Say some particular marker is found in 80% of people in China, 60% of people in Korea, 5% of people in Mongolia. That doesn't give us much information as to where a given individual is from, other than it's more likely they're Chinese than Korean, and much more likely Chinese than Mongolian. But if they also possess another marker, which is found in 60% of Chinese people, 60% of Mongolians and 5% of Koreans, then it's much less likely they're Korean. As it's already unlikely they're Mongolian, then it become more likely they're Chinese. Through adding up lots of these markers, we develop a good estimate for where a person is from, but it's only ever probabilistic.
If a marker arises in a particular population, it tends to spread. Human populations aren't separate enough to keep these things discrete. We must remember that, by current estimates, every human on the planet shares an ancestor around 3,500 years ago.
So there aren't any particular markers which go with a particular 'race'. There may be some for Aboriginal Australians, and for Native Americans. These are, as far as I know, the only large groups at this scale with a common ancestry. So this doesn't support the existence of distinct biological races.
Ascertaining an Individual's Origins from Skeletal Morphology
Morphological differences tend to be distributed clinally. What this means is that they are found at an extreme in a particular population, and become less extreme the further you go from there.
I'm going to invent two entirely hypothetical examples to demonstrate this point.
Firstly, imagine there's a particular lump on the right side of the skull which is pretty pronounced in people from Angola. In the DRCongolese, and in Namibians, it's also found, but is less pronounced, and is only a little rise in South Africans and in Central Africans. There may be some trace of it in Ugandans.
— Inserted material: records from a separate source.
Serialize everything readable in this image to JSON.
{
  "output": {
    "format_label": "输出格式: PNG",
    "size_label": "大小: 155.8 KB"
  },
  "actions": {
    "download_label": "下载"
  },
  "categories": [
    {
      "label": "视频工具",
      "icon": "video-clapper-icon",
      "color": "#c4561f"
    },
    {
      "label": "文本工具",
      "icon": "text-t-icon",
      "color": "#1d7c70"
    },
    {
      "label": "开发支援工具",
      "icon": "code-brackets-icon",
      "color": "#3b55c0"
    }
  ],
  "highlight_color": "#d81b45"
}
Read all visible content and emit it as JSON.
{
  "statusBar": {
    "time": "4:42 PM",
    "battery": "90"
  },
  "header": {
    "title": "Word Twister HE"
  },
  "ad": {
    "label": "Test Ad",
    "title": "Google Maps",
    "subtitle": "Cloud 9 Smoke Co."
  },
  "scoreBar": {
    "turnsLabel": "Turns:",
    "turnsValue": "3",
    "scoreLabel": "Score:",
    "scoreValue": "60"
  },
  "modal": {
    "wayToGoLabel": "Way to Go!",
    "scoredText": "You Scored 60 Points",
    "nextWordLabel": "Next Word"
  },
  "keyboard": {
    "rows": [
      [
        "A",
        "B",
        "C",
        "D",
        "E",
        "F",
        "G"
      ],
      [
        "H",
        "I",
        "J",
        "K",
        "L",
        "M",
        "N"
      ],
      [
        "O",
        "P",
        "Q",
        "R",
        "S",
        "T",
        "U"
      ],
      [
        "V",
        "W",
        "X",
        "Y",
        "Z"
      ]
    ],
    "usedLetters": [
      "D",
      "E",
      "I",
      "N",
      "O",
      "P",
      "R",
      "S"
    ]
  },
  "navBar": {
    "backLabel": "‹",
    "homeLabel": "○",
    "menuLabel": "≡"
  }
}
But if I found a skull that had this lump, to any degree, then I could accurately say, yes, this person was a Sub-Saharan African ('black person').
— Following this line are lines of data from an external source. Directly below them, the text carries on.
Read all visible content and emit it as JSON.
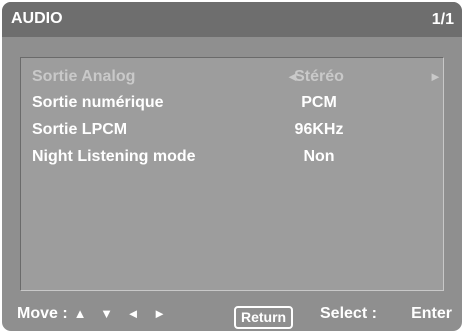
{
  "header": {
    "title": "AUDIO",
    "page": "1/1"
  },
  "menu": {
    "items": [
      {
        "label": "Sortie Analog",
        "value": "Stéréo"
      },
      {
        "label": "Sortie numérique",
        "value": "PCM"
      },
      {
        "label": "Sortie LPCM",
        "value": "96KHz"
      },
      {
        "label": "Night Listening mode",
        "value": "Non"
      }
    ],
    "arrow_left": "◄",
    "arrow_right": "►"
  },
  "footer": {
    "move_label": "Move :",
    "move_keys": "▲ ▼ ◄ ►",
    "return_label": "Return",
    "select_label": "Select :",
    "enter_label": "Enter"
  },
  "colors": {
    "osd_background": "#8f8f8f",
    "header_background": "#6e6e6e",
    "panel_background": "#9d9d9d",
    "text": "#ffffff",
    "disabled_text": "#c9c9c9"
  }
}
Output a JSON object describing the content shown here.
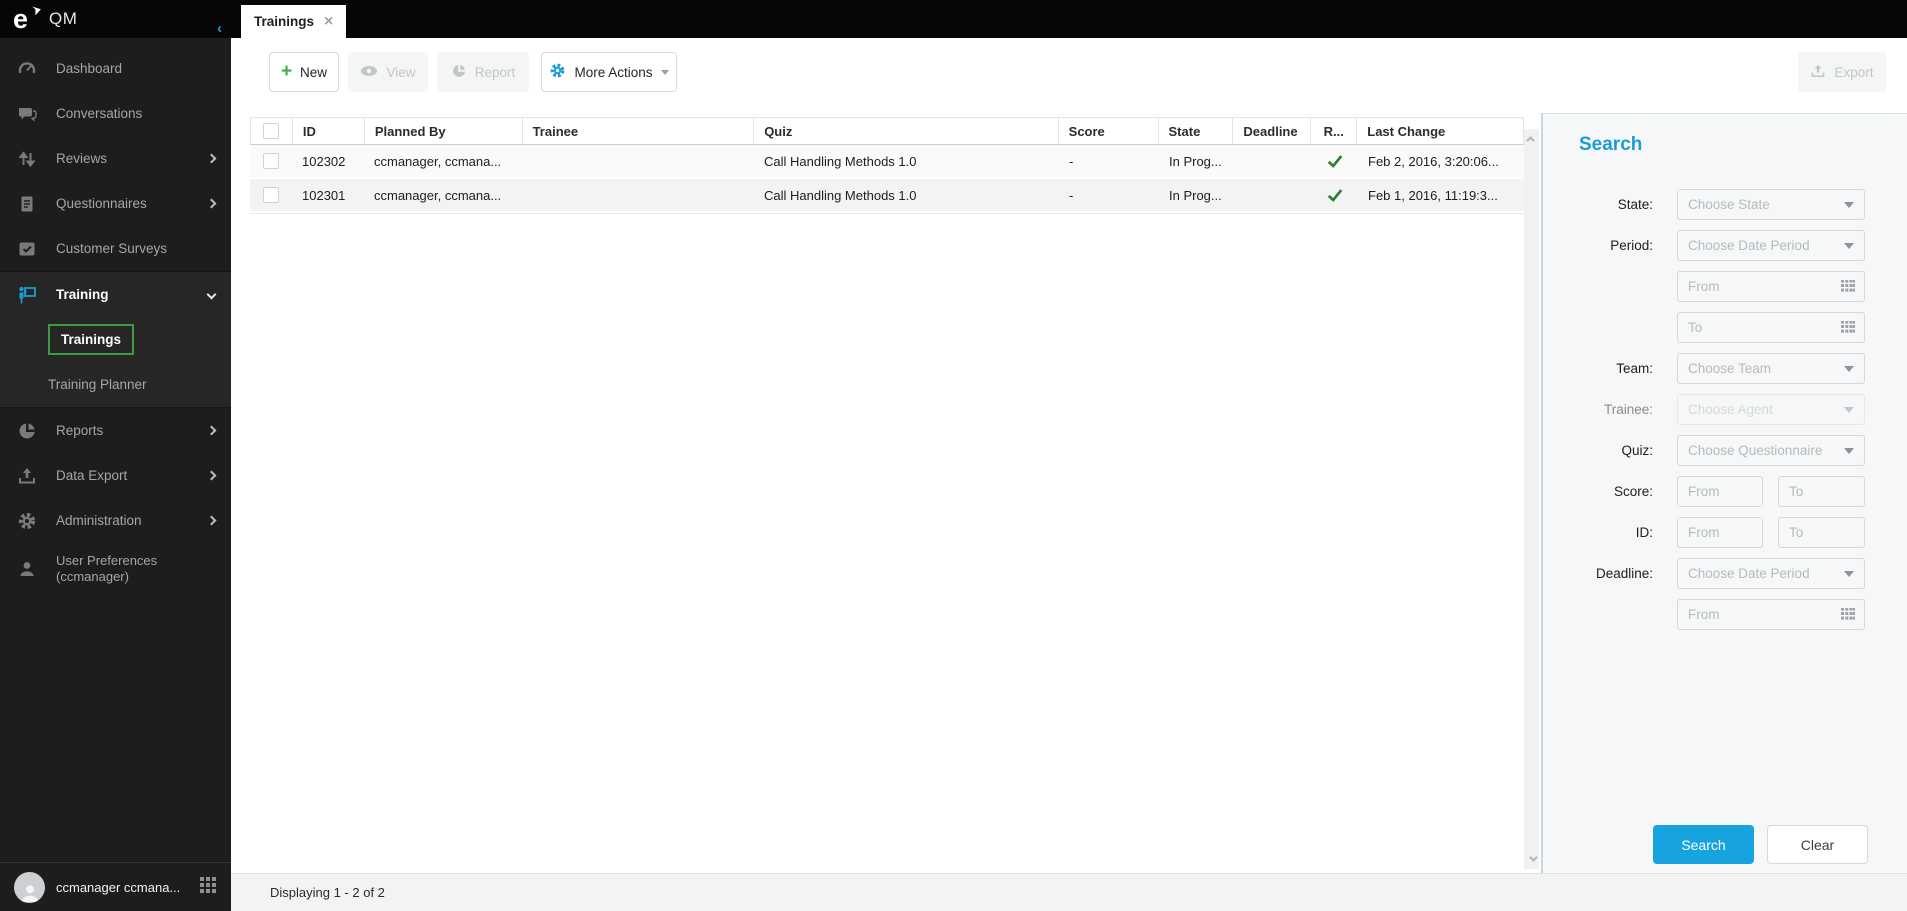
{
  "app": {
    "logo_text": "e",
    "title": "QM",
    "collapse_icon": "‹"
  },
  "tab": {
    "label": "Trainings",
    "close_icon": "×"
  },
  "sidebar": {
    "items": [
      {
        "label": "Dashboard"
      },
      {
        "label": "Conversations"
      },
      {
        "label": "Reviews"
      },
      {
        "label": "Questionnaires"
      },
      {
        "label": "Customer Surveys"
      },
      {
        "label": "Training"
      },
      {
        "label": "Trainings"
      },
      {
        "label": "Training Planner"
      },
      {
        "label": "Reports"
      },
      {
        "label": "Data Export"
      },
      {
        "label": "Administration"
      },
      {
        "label": "User Preferences (ccmanager)"
      }
    ],
    "user": {
      "name": "ccmanager ccmana..."
    }
  },
  "toolbar": {
    "new_label": "New",
    "view_label": "View",
    "report_label": "Report",
    "more_actions_label": "More Actions",
    "export_label": "Export"
  },
  "table": {
    "columns": [
      "ID",
      "Planned By",
      "Trainee",
      "Quiz",
      "Score",
      "State",
      "Deadline",
      "R...",
      "Last Change"
    ],
    "rows": [
      {
        "id": "102302",
        "planned_by": "ccmanager, ccmana...",
        "trainee_redacted": true,
        "quiz": "Call Handling Methods 1.0",
        "score": "-",
        "state": "In Prog...",
        "deadline": "",
        "remote_checked": true,
        "last_change": "Feb 2, 2016, 3:20:06..."
      },
      {
        "id": "102301",
        "planned_by": "ccmanager, ccmana...",
        "trainee_redacted": true,
        "quiz": "Call Handling Methods 1.0",
        "score": "-",
        "state": "In Prog...",
        "deadline": "",
        "remote_checked": true,
        "last_change": "Feb 1, 2016, 11:19:3..."
      }
    ],
    "status": "Displaying 1 - 2 of 2"
  },
  "search": {
    "title": "Search",
    "rows": [
      {
        "label": "State:",
        "placeholder": "Choose State"
      },
      {
        "label": "Period:",
        "placeholder": "Choose Date Period"
      },
      {
        "placeholder": "From"
      },
      {
        "placeholder": "To"
      },
      {
        "label": "Team:",
        "placeholder": "Choose Team"
      },
      {
        "label": "Trainee:",
        "placeholder": "Choose Agent",
        "disabled": true
      },
      {
        "label": "Quiz:",
        "placeholder": "Choose Questionnaire"
      },
      {
        "label": "Score:",
        "from": "From",
        "to": "To"
      },
      {
        "label": "ID:",
        "from": "From",
        "to": "To"
      },
      {
        "label": "Deadline:",
        "placeholder": "Choose Date Period"
      },
      {
        "placeholder": "From"
      }
    ],
    "buttons": {
      "search": "Search",
      "clear": "Clear"
    }
  },
  "icons": {
    "logo": "enghouse-e-mark",
    "collapse": "chevron-left",
    "close": "close-x",
    "new": "plus",
    "view": "eye",
    "report": "pie-chart",
    "more_actions": "gear",
    "export": "upload-tray",
    "remote": "green-checkmark",
    "calendar": "calendar-grid",
    "dropdown": "triangle-down",
    "apps": "grid-3x3"
  },
  "colors": {
    "accent_blue": "#1b9cd8",
    "search_button_blue": "#17a3df",
    "selected_green_border": "#3e9b45",
    "plus_green": "#3fae49",
    "checkmark_green": "#2e7d32",
    "sidebar_bg": "#1d1d1d",
    "topbar_bg": "#060606",
    "panel_bg": "#f5f7f8"
  }
}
However, if there's a lump on the left side of the skull, which is the most pronounced among Somalis, then it's a different story. This lump would be pretty existent, but less prominent, among Yemenis (not 'black') and Kenyans ('black'). It would be found to some extent among Omanis and Saudis, as well as Tanzanians and Ugandans. It might also be found to have a trace in North African populations, thanks to the spread of Arabs out of the Middle East during the earlier Caliphates.
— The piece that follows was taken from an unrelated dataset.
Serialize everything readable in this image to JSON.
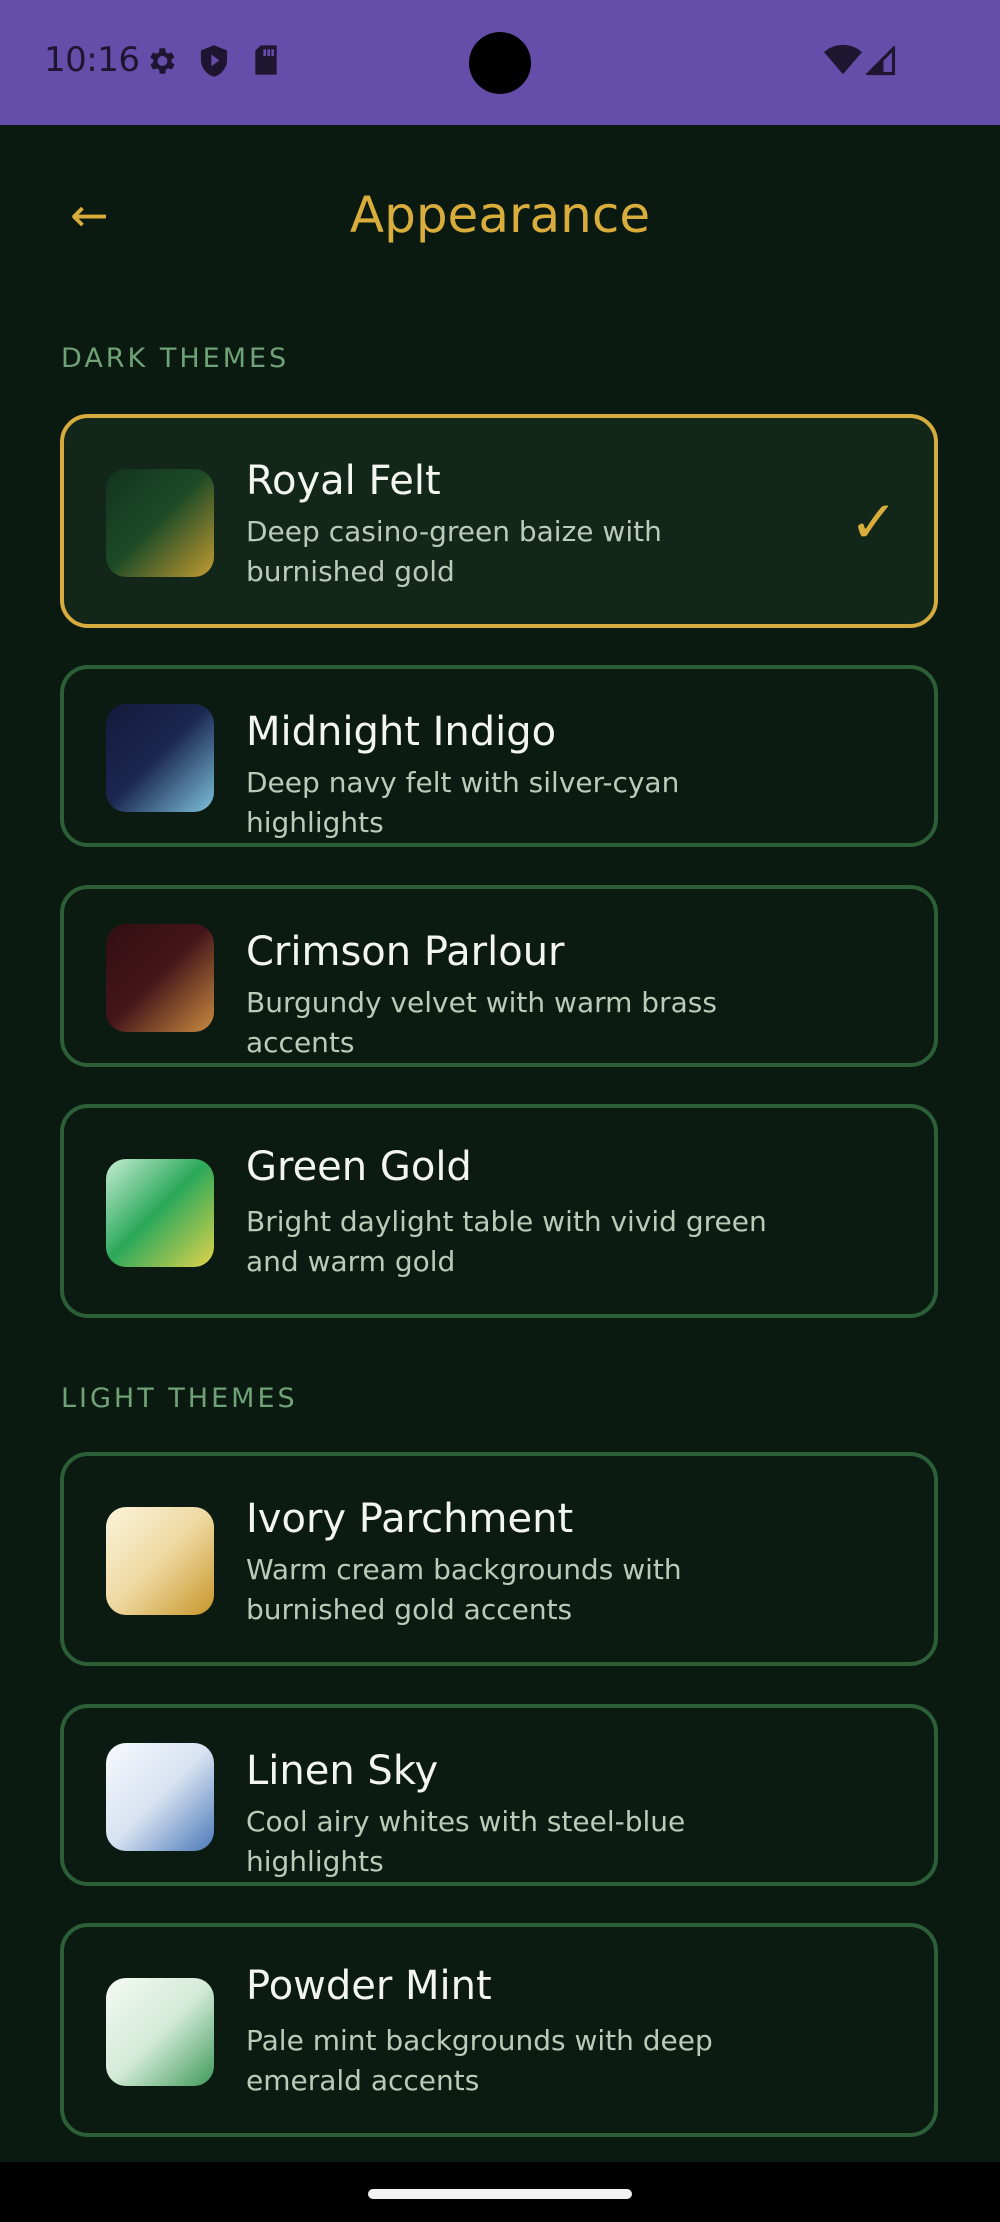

So if I found a skull with this lump, I wouldn't be able to tell what 'race' this individual was, although I'd be able to say they were probably from such and such a general region.
In reality, all these morphological differences are minute.
So due to the clinal distribution of these traits, as well as skin colour, biochemistry, etc, we can't say that any of them are some kind of 'black' trait or 'white' trait. Just that some are found more commonly, or exclusively, among people who we'd classify in these groups based on sociocultural conditioning. But not in all people of those groups. The first bump would only be found in 'blacks', sure. But it wouldn't be found in West Africans.
Race-specific Conditions
These are often an example of polymorphism again. There are certain disorders which are found much more commonly among groups of certain ancestries. Cystic fibrosis is far more common in 'white people' than other groups. But they exist in other groups.
An oft-cited example is sickle-cell anaemia. This is a hereditary disorder found among West Africans. The evolutionary genetics of it are rather interesting. It is found in people of West African origins. So yes, it is specific to people who we'd call black. But it's not like some trait of 'black people', because Ethiopians don't get it, Somalis don't get it, Zulus don't get it, Tanzanians don't get it. EDIT: But people who have two ancestors from West Africa, along different lines, but are of 99% European ancestry, can get it.
So this also doesn't support the existence of race as a biological concept.